GallonDaily is not endorsing the methodology of HealthyStuff.org, the program of the Ecology Center which conducted the testing. They have assumed that the presence of particular elements, particularly bromine, chlorine, lead, antimony, and tin, indicates the presence of hazardous flame retardants. They also assume that the presence of these substances indicates that hazardous substances will be released from the Christmas decorations into the household environment or into people who come into contact with the decorations. While not implausible these are not necessarily correct assumptions. However, such is the world of ngo and media testing for toxic substances in household products. If the brandowner does not have a quick and scientifically supported rebuttal then the product may be consigned to the scrap heap of toxic substances in the court of public opinion. There may also be concurrent damage to the brandowner’s reputation.
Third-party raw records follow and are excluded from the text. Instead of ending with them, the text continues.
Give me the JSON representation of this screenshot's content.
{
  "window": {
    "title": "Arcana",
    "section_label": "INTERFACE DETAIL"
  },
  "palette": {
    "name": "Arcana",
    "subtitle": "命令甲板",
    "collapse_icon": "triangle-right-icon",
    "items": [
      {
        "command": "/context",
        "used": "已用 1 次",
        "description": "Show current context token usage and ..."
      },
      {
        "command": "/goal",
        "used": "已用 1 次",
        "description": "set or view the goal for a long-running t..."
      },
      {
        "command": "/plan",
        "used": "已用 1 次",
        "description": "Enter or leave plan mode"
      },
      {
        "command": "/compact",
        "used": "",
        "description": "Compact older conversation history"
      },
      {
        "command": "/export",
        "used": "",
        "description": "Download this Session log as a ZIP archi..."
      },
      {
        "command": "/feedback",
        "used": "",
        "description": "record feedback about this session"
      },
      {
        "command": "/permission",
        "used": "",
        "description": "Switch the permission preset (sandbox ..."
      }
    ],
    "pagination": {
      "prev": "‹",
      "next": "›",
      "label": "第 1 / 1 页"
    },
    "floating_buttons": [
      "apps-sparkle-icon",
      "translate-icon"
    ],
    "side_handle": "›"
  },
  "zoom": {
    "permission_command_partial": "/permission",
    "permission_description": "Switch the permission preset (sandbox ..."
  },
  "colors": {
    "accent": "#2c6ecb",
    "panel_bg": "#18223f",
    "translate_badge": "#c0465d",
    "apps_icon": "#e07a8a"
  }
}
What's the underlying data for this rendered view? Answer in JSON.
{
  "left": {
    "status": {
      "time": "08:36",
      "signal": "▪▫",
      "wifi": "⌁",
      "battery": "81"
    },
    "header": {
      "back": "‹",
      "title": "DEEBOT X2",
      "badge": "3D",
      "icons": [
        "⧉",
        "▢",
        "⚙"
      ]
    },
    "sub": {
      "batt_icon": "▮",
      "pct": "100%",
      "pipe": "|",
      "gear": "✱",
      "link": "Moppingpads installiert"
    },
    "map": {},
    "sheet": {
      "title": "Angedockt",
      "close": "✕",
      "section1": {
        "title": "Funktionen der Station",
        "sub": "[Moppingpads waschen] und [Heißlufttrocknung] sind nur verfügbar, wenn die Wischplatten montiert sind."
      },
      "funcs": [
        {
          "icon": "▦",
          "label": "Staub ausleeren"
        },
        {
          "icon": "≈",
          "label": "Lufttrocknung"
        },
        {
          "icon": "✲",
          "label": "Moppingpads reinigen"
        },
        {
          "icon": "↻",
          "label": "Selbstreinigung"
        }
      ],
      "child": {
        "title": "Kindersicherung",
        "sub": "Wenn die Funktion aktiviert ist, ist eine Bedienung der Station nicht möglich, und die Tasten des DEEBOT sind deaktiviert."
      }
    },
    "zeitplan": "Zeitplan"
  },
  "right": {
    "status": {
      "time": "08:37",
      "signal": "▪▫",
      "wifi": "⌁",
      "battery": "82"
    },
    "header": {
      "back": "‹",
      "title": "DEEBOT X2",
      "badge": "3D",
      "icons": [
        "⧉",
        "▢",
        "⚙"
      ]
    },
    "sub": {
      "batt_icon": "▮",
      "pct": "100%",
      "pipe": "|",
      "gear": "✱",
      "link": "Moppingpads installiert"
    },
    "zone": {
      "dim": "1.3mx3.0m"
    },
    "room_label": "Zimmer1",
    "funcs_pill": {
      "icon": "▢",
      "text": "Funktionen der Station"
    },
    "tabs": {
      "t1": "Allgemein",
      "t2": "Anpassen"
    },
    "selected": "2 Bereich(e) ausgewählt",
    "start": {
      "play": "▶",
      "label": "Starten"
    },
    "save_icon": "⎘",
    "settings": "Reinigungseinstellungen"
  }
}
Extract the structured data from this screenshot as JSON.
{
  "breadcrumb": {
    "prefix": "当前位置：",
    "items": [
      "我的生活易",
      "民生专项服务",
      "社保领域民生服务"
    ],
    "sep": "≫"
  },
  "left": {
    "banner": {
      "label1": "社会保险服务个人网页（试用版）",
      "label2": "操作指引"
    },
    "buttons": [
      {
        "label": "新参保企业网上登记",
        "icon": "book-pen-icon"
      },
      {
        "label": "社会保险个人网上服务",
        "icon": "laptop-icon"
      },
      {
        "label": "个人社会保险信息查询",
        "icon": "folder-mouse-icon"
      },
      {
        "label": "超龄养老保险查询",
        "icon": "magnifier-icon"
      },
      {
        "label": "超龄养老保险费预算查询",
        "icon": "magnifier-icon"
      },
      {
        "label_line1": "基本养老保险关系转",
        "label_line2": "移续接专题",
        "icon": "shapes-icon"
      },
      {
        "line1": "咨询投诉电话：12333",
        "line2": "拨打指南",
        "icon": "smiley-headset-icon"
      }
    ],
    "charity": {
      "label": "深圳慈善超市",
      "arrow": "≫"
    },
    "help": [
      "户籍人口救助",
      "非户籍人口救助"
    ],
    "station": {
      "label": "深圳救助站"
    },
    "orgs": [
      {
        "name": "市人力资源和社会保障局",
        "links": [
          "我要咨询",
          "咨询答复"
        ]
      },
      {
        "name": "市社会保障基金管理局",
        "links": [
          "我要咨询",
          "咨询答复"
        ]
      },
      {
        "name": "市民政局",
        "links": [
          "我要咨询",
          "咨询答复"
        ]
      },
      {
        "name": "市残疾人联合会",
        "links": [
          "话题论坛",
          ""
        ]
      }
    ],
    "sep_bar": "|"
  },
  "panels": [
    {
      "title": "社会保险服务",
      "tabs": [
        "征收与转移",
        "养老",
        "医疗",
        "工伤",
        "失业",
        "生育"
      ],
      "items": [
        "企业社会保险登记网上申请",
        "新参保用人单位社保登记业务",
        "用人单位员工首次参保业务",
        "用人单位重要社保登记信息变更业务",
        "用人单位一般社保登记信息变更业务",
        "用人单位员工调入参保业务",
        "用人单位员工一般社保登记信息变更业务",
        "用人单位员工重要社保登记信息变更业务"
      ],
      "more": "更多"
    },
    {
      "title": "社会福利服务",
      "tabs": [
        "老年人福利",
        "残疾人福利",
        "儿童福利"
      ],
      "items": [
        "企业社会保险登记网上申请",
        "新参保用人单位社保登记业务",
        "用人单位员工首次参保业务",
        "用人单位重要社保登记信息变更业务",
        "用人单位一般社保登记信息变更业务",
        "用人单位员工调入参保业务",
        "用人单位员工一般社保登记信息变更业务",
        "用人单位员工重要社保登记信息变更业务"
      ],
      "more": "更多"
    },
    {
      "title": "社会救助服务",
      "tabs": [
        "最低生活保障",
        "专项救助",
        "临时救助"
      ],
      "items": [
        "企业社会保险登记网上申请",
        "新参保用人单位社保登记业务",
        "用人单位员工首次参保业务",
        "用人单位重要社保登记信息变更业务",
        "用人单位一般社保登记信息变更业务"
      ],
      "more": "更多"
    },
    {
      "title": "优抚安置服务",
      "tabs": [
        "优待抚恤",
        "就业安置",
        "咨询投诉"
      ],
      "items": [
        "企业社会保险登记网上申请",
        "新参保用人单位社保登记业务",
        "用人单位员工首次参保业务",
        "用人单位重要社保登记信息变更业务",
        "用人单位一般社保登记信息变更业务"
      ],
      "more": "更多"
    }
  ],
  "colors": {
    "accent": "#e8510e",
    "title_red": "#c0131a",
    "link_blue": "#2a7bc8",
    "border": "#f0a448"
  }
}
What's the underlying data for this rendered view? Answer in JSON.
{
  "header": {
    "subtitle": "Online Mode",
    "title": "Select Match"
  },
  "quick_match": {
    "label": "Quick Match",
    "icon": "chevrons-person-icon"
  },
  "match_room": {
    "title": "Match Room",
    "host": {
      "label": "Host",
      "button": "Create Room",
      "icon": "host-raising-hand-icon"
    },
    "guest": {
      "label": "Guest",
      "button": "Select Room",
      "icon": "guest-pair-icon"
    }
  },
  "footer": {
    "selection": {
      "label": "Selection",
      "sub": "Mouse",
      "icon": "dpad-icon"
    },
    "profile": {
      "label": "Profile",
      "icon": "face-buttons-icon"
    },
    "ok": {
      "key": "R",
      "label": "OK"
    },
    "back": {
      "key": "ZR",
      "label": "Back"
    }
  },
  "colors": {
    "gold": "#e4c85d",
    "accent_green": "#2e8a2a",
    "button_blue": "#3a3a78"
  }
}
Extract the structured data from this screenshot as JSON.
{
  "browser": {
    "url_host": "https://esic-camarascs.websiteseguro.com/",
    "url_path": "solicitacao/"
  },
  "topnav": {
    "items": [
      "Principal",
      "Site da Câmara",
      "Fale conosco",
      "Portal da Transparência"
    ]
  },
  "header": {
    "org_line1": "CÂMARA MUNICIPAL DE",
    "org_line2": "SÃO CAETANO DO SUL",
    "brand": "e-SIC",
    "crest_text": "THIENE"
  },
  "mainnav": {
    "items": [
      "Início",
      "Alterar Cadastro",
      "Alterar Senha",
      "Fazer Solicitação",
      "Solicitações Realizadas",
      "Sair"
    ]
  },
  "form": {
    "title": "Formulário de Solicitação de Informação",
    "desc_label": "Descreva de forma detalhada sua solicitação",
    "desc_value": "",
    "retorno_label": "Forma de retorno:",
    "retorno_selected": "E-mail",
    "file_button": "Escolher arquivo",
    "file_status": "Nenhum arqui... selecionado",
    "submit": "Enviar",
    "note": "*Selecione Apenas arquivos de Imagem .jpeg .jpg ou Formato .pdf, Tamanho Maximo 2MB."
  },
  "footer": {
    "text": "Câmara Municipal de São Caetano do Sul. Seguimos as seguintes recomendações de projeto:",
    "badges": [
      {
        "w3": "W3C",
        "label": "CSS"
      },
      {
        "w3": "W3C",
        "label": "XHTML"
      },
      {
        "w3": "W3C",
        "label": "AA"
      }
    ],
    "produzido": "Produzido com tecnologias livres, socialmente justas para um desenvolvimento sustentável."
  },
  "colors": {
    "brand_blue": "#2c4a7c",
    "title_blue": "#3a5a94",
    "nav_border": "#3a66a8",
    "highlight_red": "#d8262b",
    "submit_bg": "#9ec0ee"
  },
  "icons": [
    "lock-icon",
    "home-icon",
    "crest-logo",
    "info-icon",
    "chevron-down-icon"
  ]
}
Highlights of the HealthyStuff.org testing included:

  • high levels of lead in a plastic poinsettia wreath and a decorative tree, with the lead in the tree being in the metal part of the ornament
  • high levels of bromine, which may be from flame retardants, in a couple of garlands
  • high levels of antimony, possibly also from flame retardants, in garlands
  • high levels of chlorine in a garland and also in part of some decorative antlers
  • high levels of tin in placemats and garlands, with the placemats being of particular concern to GallonDaily because they are the kind of thing that youngsters may chew on. Some organotin compounds are suspected endocrine disruptors or may be neurotoxins.